Texas Deb and the iPhone Detox Part I
I’ve had lots of starts, restarts and do-overs this year and it’s only February. Nevertheless, this blog entry is also a restart. When this year started, in all its shiny newness I had some real goals, hopes and dreams. I think we all did. The thing is winter gets a hold of me; depresses the snot out of me with its dreary weather and lack of vitamin D. I’m sluggish and slow and while I can visualize where I want to be and what I want to do I seem to be moving at the speed of an elderly sloth.
Last week I talked with a dear friend of mine about quitting the time wasters in our lives for a week and being more intentional with our time. The biggest time waster being our smartphones and social media. I’ve found myself picking up my phone countless times for no good reason other than to scroll Facebook sometimes only mere seconds since the last time I picked it up and scrolled.
My questions are these: What if I only used my phone for things that are needed for day to day living and to take care of my family and for the rest of the time left the thing idle and alone?
Would it miss me?
Would I miss it? Will the sky fall? Will the earth’s orbit come to a screeching halt? I mean, I spent 28 of years of my life without an iPhone in the age of flip phones and Mapscos. You remember when we didn’t have google maps?!
How much more would I get done? Would I feel less anxious? Less depressed? More satisfied with my day?
Would other time wasters and bad habits come to light if putting down the phone gave me the peace of mind to objectively look at my day?
Now, I had meant to do this last week. I’d delete the Facebook app from my phone as well as Instagram and Pinterest. I’d only use my phone for things a phone is supposed to do like call people and other necessities like pay bills or check emails under certain stipulations. I think however, my current volume of phone usage contributed to me not actually meeting that goal either. I think I have a problem.
What I’d like to share is one, I must shamefully admit that I am an iPhone addict. I didn’t really think I was. I hate to think that I’m one of those people who doesn’t put down her phone, ever. The person that rarely makes eye contact because they’re staring at a screen. I think I am, though.

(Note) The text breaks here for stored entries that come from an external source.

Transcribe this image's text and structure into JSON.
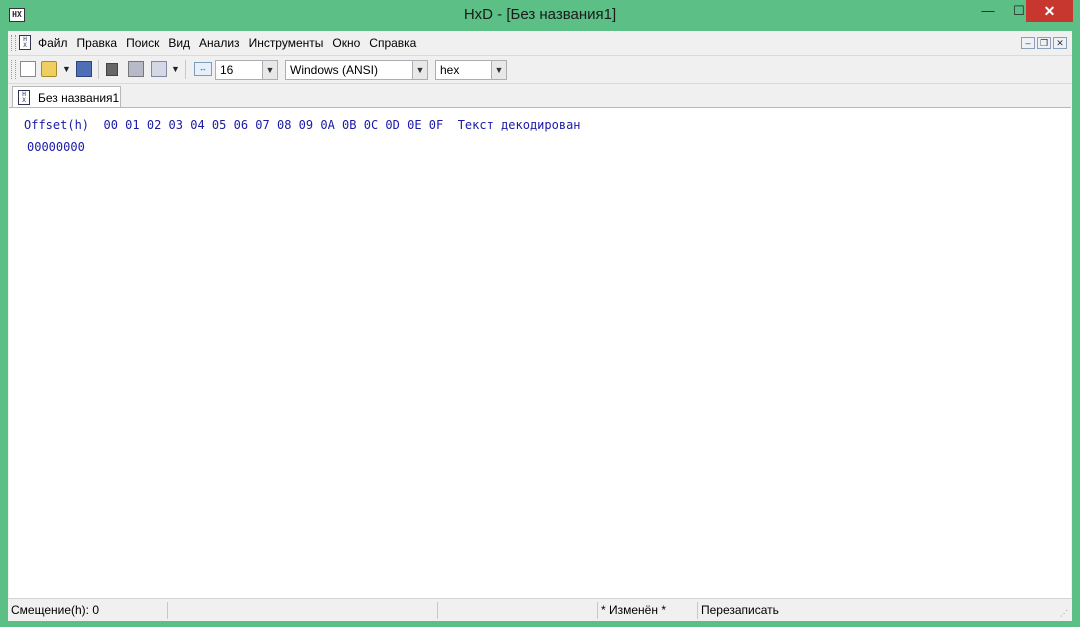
{
  "window": {
    "title": "HxD - [Без названия1]",
    "app_icon_text": "HX",
    "buttons": {
      "minimize": "—",
      "maximize": "☐",
      "close": "✕"
    }
  },
  "colors": {
    "frame": "#5cbf85",
    "close_button": "#c7372f",
    "hex_text": "#1a1aa6"
  },
  "menubar": {
    "items": [
      "Файл",
      "Правка",
      "Поиск",
      "Вид",
      "Анализ",
      "Инструменты",
      "Окно",
      "Справка"
    ],
    "mdi_buttons": {
      "minimize": "–",
      "restore": "❐",
      "close": "✕"
    }
  },
  "toolbar": {
    "icons": [
      "new-file-icon",
      "open-file-icon",
      "save-icon",
      "disk-icon",
      "ram-icon",
      "file-info-icon",
      "bytes-per-row-icon"
    ],
    "bytes_per_row": "16",
    "charset": "Windows (ANSI)",
    "offset_base": "hex"
  },
  "tabs": [
    {
      "label": "Без названия1"
    }
  ],
  "editor": {
    "offset_header": "Offset(h)",
    "column_headers": [
      "00",
      "01",
      "02",
      "03",
      "04",
      "05",
      "06",
      "07",
      "08",
      "09",
      "0A",
      "0B",
      "0C",
      "0D",
      "0E",
      "0F"
    ],
    "decoded_header": "Текст декодирован",
    "rows": [
      {
        "offset": "00000000"
      }
    ]
  },
  "statusbar": {
    "offset": "Смещение(h): 0",
    "panel2": "",
    "panel3": "",
    "modified": "* Изменён *",
    "mode": "Перезаписать"
  }
}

I was at an employee orientation with a bunch of people who didn’t know each other a few months ago. During lunch I sat down in a circle of 5 chairs and looked around the room. Every single person, sitting or standing in that room was staring at their phone. Every. Single. Person. There were about 25 people in that room.
This last week handed me a great deal of stress and inconvenience and my response was to lean on my old crutch buddy, my friend, the iPhone.
It was a stressful week because I worked a three day stretch of twelve-hour shifts. I know I’m not the only person to do this and it could be argued that it’s not a really big deal, but the thing is it tired me out. Three full days of taking care of other people only to stop and begin a week of taking care of my own little people, where I belong.
On Tuesday, while I was trying to take care of the laundry back up our toilets began to bubble, and flood and our tub and shower begin to back up from the drain in what can only be described as an apocalyptic event. It seemed the house had been possessed.
Opting for a plumber rather than an exorcist we were able to get the problem sorted by the end of the day and with the help of in laws and husband it was much less painful that it couldn’t been. I did have to clean out sewage back up from our bathing areas, but it got done and thank the good Lord for bleach.
The thing is, I wasn’t feeling well this whole time. Neither was my daughter. Wednesday I spent the day taking her to the doctor, again the inconvenience was lessened by family, but it was still another day in a string of days that wasn’t normal or usual nor did it have any type of our usual routine in it. We hadn’t had a routine for days. I felt even more bogged down and overwhelmed than usual.
Stress. Stress and that sense that I had so much to do and that I was a complete failure for getting it done.
I want to know, and I’m serious about this, how much this silly contraption is affecting my mental health.
Here it is a week and a half later and there have been countless bumps in the road and the truth is I’m not handling them very well. I want to know if I cut the screen out of my life for a while if things get better. For the next week, from this Wednesday to next I’m limiting my phone usage to only things that are NEEDED. I’ll delete the social media and limit my screen time period to writing, family movie night and 20 minutes of bill paying or email checking. I’ll text my husband and sister and anyone else that I need to conveniently communicate with but not during time when I need to be present.
There’s a lot of research being done right now on the effect of screen time in young children as well as adults. We know it’s bad for us, but I want to know how bad and how that looks in my life; for me as an individual.
My hope is that I can be more intentional with my time, do things I really enjoy, have the mental capacity to concentrate on taking care of my family and all the prep that’s involved in staying organized and preventing disaster.
That basically sums it up. There are a lot of things I WANT to do with my time that help me to destress and focus on important things and there are a lot of things I SHOULD be doing in order to make our household run smoother so we can enjoy this season of our lives.
I’ll be blogging every day about how it’s going and if you’re up to it, I challenge you to do the same with your smart phone for the next 7 days and comment!
See ya’ll tomorrow!
Love,
Texas Deb
PS. I will be keeping track of the blog and comments through my website and only for a limited time during the day. I’ll check twice, and spend no more than 10 minutes.